GPT-3 is capable not only of generating texts (including poems, jokes and literary parodies), but also correcting grammatical errors, conducting dialogues, and even (SUDDENLY!) Writing more or less meaningful program code. Many interesting uses of GPT-3 can be found on the site of independent researcher Gwern Branwen. Branuen, developing an idea expressed in a joke tweet from Andrej Karpathy, asks an interesting question: are we witnessing the emergence of a new programming paradigm?
Here is the text of Karpaty's original tweet:
“I love the idea of Software 3.0. Programming moves from preparing datasets to preparing queries that allow the meta-learning system to "understand" the essence of the task it needs to perform. LOL "[Love the idea for Software 3.0. Programming moving from curating datasets to curating prompts to make the meta learner "get" the task it's supposed to be doing. LOL].
Developing Karpaty's idea, Branuen writes:
« GPT-3 [ ] , : , , , ( GPT-2); , , , [prompt], , , «» - , , . , , «» «», GPT-3 . « » , : , , , , , , , , , ».
Since our model "saw" github and StackOverflow in the learning process, it is quite capable of writing code (sometimes not devoid of very deep meaning):
What's next
This year we will continue to work on giant transformer models. Further plans are related to the further expansion and cleaning of datasets (they, in particular, will include snapshots of the arxiv.org preprint service for scientific publications and the PubMed Central research library, specialized dialog datasets and datasets on symbolic logic), increasing the size of trained models, as well as using improved tokenizer.

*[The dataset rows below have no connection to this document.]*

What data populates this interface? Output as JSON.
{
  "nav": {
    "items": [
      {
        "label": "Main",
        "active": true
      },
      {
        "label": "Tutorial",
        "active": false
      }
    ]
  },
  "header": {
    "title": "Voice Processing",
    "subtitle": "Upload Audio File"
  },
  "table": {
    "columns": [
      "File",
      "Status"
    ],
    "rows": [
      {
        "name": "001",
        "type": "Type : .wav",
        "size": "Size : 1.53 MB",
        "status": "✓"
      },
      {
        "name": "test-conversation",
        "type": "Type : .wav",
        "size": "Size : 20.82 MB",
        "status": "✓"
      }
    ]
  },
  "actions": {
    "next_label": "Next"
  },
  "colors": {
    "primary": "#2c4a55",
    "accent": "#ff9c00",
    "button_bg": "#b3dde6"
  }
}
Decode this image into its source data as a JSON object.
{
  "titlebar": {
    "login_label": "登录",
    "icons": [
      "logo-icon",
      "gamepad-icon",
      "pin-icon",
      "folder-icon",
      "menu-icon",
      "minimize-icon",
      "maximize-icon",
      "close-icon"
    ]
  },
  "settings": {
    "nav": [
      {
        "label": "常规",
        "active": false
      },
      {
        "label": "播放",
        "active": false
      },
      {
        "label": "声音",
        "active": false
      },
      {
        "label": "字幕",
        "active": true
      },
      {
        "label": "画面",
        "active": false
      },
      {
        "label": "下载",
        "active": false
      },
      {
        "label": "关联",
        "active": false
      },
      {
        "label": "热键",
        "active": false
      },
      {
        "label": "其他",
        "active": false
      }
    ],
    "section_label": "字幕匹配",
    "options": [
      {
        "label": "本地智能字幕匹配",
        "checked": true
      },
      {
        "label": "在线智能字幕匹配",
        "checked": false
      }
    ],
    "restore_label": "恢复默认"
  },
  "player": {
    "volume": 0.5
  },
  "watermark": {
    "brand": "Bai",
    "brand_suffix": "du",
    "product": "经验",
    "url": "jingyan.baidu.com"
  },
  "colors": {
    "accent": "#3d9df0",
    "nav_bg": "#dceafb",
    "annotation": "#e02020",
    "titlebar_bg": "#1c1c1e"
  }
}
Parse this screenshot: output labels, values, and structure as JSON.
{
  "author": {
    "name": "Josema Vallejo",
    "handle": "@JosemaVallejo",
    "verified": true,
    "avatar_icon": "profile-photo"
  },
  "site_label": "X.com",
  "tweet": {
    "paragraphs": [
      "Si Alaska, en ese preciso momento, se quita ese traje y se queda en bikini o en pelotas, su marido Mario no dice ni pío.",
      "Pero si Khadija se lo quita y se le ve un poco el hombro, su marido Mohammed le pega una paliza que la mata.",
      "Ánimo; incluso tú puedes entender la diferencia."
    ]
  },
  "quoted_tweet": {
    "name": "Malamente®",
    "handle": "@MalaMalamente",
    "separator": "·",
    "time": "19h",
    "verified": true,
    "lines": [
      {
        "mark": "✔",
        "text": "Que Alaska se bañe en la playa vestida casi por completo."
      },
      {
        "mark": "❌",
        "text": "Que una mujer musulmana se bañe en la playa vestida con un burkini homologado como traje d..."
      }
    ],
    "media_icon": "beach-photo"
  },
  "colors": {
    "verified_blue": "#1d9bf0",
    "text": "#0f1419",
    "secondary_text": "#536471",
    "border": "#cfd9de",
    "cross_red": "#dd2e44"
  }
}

We hope that the publication of trained models will spur the work of Russian researchers and developers who need super-powerful language models, because on the basis of ruGPT-3 you can create your own original products, solve various scientific and business problems. Try using our models, experiment with them and be sure to share with all the results you get. Scientific progress makes our world better and more interesting, let's improve the world together!